Information-Communication Technology and Society

Information-Communication Technology and Society

Study Cycle: 2

Lectures: 30

Seminars: 30

Tutorials: 0

ECTS credit: 5

The baseline of this course is a finding that despite of the growing role of information and communication technologies in public and private life, the public discourse offers predominantly simplified or even misleading understandings of mutual relationships between technologies and social processes. The first phase of the course follows the inductive approach through which students gain descriptive knowledge about relevant global phenomena in the field of social aspects of information and communication technologies (The topics depend on relevant topics, but are essentially related to the field of social movements, questions of internet governance, mobile phones, internet of things and related phenomena). Students on the basis of introspection and group discussion form starting research hypotheses related to the examined social phenomena.

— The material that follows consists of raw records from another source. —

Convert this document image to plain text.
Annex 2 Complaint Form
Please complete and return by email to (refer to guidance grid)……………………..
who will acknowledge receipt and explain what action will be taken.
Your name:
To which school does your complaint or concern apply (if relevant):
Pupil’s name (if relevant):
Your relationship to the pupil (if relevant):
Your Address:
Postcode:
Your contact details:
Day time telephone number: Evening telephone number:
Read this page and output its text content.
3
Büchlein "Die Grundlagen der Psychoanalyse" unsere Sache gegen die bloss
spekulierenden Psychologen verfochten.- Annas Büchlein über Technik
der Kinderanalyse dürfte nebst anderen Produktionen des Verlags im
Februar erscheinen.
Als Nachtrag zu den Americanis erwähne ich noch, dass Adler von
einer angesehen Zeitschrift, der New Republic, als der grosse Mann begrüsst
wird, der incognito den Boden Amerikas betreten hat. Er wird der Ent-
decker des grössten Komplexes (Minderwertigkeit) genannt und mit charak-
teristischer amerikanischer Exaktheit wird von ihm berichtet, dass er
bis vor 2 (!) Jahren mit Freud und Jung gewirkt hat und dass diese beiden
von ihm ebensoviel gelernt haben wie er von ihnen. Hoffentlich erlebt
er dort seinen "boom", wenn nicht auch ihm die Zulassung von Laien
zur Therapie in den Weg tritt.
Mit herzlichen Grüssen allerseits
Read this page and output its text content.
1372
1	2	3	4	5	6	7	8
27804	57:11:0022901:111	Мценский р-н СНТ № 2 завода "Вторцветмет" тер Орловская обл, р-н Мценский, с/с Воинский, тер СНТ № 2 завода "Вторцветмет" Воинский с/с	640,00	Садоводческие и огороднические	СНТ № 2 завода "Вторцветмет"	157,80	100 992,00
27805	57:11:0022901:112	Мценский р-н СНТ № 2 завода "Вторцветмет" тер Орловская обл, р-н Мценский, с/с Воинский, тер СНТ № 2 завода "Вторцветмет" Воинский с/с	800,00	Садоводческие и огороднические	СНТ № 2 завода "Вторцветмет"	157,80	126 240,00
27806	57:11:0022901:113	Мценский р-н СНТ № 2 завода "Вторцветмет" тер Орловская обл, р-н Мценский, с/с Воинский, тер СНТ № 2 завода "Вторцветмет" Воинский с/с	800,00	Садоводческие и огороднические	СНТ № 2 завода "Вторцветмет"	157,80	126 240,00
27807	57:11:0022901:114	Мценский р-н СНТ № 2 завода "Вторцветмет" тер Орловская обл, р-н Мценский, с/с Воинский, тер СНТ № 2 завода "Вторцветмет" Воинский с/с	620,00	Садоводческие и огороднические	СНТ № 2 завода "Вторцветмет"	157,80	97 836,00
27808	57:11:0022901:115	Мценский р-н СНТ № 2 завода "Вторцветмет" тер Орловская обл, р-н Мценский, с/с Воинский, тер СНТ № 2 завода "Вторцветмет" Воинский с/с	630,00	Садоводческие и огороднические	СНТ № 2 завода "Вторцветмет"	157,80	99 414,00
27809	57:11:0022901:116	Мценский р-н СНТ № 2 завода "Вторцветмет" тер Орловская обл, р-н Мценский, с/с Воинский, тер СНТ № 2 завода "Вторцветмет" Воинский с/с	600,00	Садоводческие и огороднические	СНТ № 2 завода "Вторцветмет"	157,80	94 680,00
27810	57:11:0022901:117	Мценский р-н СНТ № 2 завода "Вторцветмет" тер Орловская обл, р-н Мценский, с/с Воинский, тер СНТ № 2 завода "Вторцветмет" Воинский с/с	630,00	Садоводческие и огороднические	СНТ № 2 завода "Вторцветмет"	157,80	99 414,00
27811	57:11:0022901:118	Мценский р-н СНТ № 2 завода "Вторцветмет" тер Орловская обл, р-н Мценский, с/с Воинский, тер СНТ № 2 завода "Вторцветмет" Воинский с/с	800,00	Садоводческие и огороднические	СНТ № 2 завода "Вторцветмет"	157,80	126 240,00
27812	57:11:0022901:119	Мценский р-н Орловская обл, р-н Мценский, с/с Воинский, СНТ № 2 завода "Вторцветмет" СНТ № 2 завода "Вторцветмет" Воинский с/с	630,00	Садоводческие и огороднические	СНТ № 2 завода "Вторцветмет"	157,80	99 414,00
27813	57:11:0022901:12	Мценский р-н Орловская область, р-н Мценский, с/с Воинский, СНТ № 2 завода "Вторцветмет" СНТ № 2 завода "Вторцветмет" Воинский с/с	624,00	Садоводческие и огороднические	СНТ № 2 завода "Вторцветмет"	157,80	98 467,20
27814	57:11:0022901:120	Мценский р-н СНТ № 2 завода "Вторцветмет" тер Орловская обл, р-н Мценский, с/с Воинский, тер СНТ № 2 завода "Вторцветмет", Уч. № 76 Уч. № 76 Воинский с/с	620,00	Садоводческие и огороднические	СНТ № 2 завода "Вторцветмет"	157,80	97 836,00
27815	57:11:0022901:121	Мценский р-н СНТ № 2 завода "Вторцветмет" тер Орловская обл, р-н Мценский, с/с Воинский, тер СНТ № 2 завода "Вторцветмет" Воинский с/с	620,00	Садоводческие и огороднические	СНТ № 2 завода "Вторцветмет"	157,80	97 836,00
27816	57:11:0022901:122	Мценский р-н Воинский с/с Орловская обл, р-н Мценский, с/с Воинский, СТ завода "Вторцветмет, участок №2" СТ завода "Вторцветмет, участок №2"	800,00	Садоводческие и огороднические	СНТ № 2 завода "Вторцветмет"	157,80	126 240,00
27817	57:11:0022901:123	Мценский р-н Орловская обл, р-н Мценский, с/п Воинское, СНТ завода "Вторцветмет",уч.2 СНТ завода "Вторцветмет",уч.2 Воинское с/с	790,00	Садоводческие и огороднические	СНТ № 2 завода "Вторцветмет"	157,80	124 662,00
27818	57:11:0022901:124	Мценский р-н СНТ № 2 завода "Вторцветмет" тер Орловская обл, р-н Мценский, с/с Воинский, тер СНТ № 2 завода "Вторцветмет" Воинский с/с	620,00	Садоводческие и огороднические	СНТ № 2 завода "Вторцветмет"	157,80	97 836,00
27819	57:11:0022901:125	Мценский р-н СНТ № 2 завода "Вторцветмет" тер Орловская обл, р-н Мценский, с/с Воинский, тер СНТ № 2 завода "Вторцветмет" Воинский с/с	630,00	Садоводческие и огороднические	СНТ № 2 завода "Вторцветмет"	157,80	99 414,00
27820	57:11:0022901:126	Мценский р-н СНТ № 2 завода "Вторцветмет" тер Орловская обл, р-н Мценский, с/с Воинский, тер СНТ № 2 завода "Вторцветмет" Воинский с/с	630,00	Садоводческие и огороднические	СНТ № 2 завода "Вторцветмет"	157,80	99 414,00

In the second phase students gain knowledge about fundamental paradigms of relationship between technologies and society: technological determinism, utopianism and disutopianism, social constructionism, social shaping of technology, social informatics, actornetwork theory. Students also learn about key theories of information society, their criticisms and various modes of measuring and monitoring social aspects of information and communication technologies. On the theoretical basis students critically evaluate and improve starting hypotheses about the chosen social phenomena, which are eventually presented in a form of seminar paper.